It’s been a few weeks since my last fishing trip thanks to the white noise that is a wife and kids. Now I love them really but they do get in the way of fly fishing. Anyhoo over the last month while I’ve been walking the dog along the old canal I’ve noticed lots of fishy activity. Big fish swimming just under the surface in groups of two or three, and schools of smaller fish taking insects of the surface. Well now that’s just too tempting isn’t it?
So Tuesday rolls around, a night that’s known in the house as the ‘ironing night’ which means she wants me out-of-the-way so that she can catch up on her soaps and get the ironing done with minimal fuss. “Hey why don’t you help her?” I hear you say. Well that’s a good question, and one I will choose to ignore for now. Anyway it was 19:30, the kids were in bed, the dog was walked, the iron was on, and I was out the front door and off fishing down the canal.
This canal was disconnected from the rest of the old canal network in the 1960’s so no boats have been through it in 50 years, so as such it’s now full of plant life, coarse fish, and the occasional dog out for walk. It is however in a very nice condition and well stocked. The fishing rights are owned and managed by a local club who luckily for me allow day tickets which are bought from the bank. Gear wise I set up with my small stream trout outfit of an 8ft 4wt rod & reel with floating line, small box of small flies in sizes 10 – 16, small scoop net (just in case), and various other bits and bobs all neatly packed away in my Vision Love Handles.
I’d walked the dog along the canal not more than two hours earlier so I already had an idea in my mind where I was going to fish and what tactics I was going to use, and I was pleased to see that not much had changed when I got to my first spot on the bank. I set the rod up, picked a small black gnat dry-fly, degreased the tippet and dressed the fly. Hang on where’s my gink? This isn’t gink this is xink, curses I’d left my floatant in my other bag. Ah well I’ll just have to hope that fly is small enough to sit on the water by itself, but I’ll add a couple extra false casts to dry it out when I cast. Soooooo first cast out and … a hit … but I missed it. Still a promising start none the less. Second cast and … a hit … and the hook was set. Ahhh look it’s like a fish but smaller I thought to myself as I unhooked it, but a fish is a fish is a fish so was happy with my little Rudd (or Roach or whatever it was).
I cast out again, hit again, missed again. Cast out, hit again, missed again. Cast out, hit again, missed ag … well you get the idea. I must have missed twenty or so takes from these little fish, they were just so fast. I tried striking immediately, I tried pausing, I tried lifting into them with the rod, tried drawing the line back, but nope I couldn’t get them on. So I switched to slightly larger fly to try to force a bigger take from the fish but I had the same results, lots of hits but no hook ups. A new personal challenge has been presented to me now: how to get the hook set in a very small and very fast mouth.

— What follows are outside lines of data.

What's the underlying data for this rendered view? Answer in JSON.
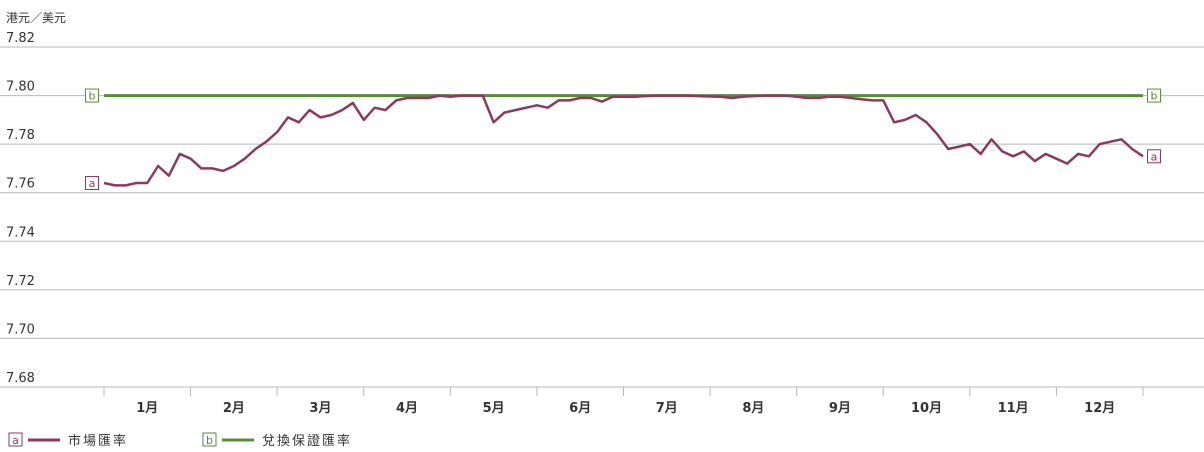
{
  "chart_data": {
    "type": "line",
    "y_label": "港元／美元",
    "ylim": [
      7.68,
      7.82
    ],
    "yticks": [
      7.68,
      {
        "value": 7.7,
        "label": "7.70"
      },
      7.72,
      7.74,
      7.76,
      7.78,
      {
        "value": 7.8,
        "label": "7.80"
      },
      7.82
    ],
    "grid": true,
    "categories": [
      null,
      null,
      null,
      null,
      "1月",
      null,
      null,
      null,
      null,
      null,
      null,
      null,
      "2月",
      null,
      null,
      null,
      null,
      null,
      null,
      null,
      "3月",
      null,
      null,
      null,
      null,
      null,
      null,
      null,
      "4月",
      null,
      null,
      null,
      null,
      null,
      null,
      null,
      "5月",
      null,
      null,
      null,
      null,
      null,
      null,
      null,
      "6月",
      null,
      null,
      null,
      null,
      null,
      null,
      null,
      "7月",
      null,
      null,
      null,
      null,
      null,
      null,
      null,
      "8月",
      null,
      null,
      null,
      null,
      null,
      null,
      null,
      "9月",
      null,
      null,
      null,
      null,
      null,
      null,
      null,
      "10月",
      null,
      null,
      null,
      null,
      null,
      null,
      null,
      "11月",
      null,
      null,
      null,
      null,
      null,
      null,
      null,
      "12月",
      null,
      null,
      null,
      null
    ],
    "series": [
      {
        "name": "市場匯率",
        "marker": "a",
        "color": "#8b3a5e",
        "values": [
          7.764,
          7.763,
          7.763,
          7.764,
          7.764,
          7.771,
          7.767,
          7.776,
          7.774,
          7.77,
          7.77,
          7.769,
          7.771,
          7.774,
          7.778,
          7.781,
          7.785,
          7.791,
          7.789,
          7.794,
          7.791,
          7.792,
          7.794,
          7.797,
          7.79,
          7.795,
          7.794,
          7.798,
          7.799,
          7.799,
          7.799,
          7.8,
          7.7995,
          7.8,
          7.8,
          7.8,
          7.789,
          7.793,
          7.794,
          7.795,
          7.796,
          7.795,
          7.798,
          7.798,
          7.799,
          7.799,
          7.7975,
          7.7995,
          7.7995,
          7.7995,
          7.7998,
          7.8,
          7.8,
          7.8,
          7.8,
          7.7998,
          7.7996,
          7.7995,
          7.799,
          7.7995,
          7.7998,
          7.8,
          7.8,
          7.8,
          7.7995,
          7.799,
          7.799,
          7.7995,
          7.7995,
          7.799,
          7.7985,
          7.798,
          7.798,
          7.789,
          7.79,
          7.792,
          7.789,
          7.784,
          7.778,
          7.779,
          7.78,
          7.776,
          7.782,
          7.777,
          7.775,
          7.777,
          7.773,
          7.776,
          7.774,
          7.772,
          7.776,
          7.775,
          7.78,
          7.781,
          7.782,
          7.778,
          7.775
        ]
      },
      {
        "name": "兌換保證匯率",
        "marker": "b",
        "color": "#5b8a3a",
        "values": [
          7.8,
          7.8,
          7.8,
          7.8,
          7.8,
          7.8,
          7.8,
          7.8,
          7.8,
          7.8,
          7.8,
          7.8,
          7.8,
          7.8,
          7.8,
          7.8,
          7.8,
          7.8,
          7.8,
          7.8,
          7.8,
          7.8,
          7.8,
          7.8,
          7.8,
          7.8,
          7.8,
          7.8,
          7.8,
          7.8,
          7.8,
          7.8,
          7.8,
          7.8,
          7.8,
          7.8,
          7.8,
          7.8,
          7.8,
          7.8,
          7.8,
          7.8,
          7.8,
          7.8,
          7.8,
          7.8,
          7.8,
          7.8,
          7.8,
          7.8,
          7.8,
          7.8,
          7.8,
          7.8,
          7.8,
          7.8,
          7.8,
          7.8,
          7.8,
          7.8,
          7.8,
          7.8,
          7.8,
          7.8,
          7.8,
          7.8,
          7.8,
          7.8,
          7.8,
          7.8,
          7.8,
          7.8,
          7.8,
          7.8,
          7.8,
          7.8,
          7.8,
          7.8,
          7.8,
          7.8,
          7.8,
          7.8,
          7.8,
          7.8,
          7.8,
          7.8,
          7.8,
          7.8,
          7.8,
          7.8,
          7.8,
          7.8,
          7.8,
          7.8,
          7.8,
          7.8,
          7.8
        ]
      }
    ]
  }
}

Time rolled on and the light was starting to fade and I was struggling to see the dry-fly on the water so switched to a small wet spider pattern. Second cast and I was hooked into another fish, a bigger Roach or Rudd. Nice fish, unhooked and away he went. A few more casts and a few more fish before I decided it was too dark to carry on so I packed up and went home quite happy with my two hours work. Happy days.
The next day I was back walking the dog along the canal when I spotted a new target. I’m not sure what it was but it was about the size of a 2 lb Trout, it was dark in colour and slim in shape. Definitely not a Pike but maybe a Tench or a Carp, anyway it swam alongside me at my walking pace for a good ten seconds. I’m watching you I thought to myself I’m gonna have you. It was almost sinister how it was swimming next to me as I walked, I wonder if he was thinking the same about me in some sort of ‘Jaws: The Revenge’ scenario. Maybe I need a bigger boat?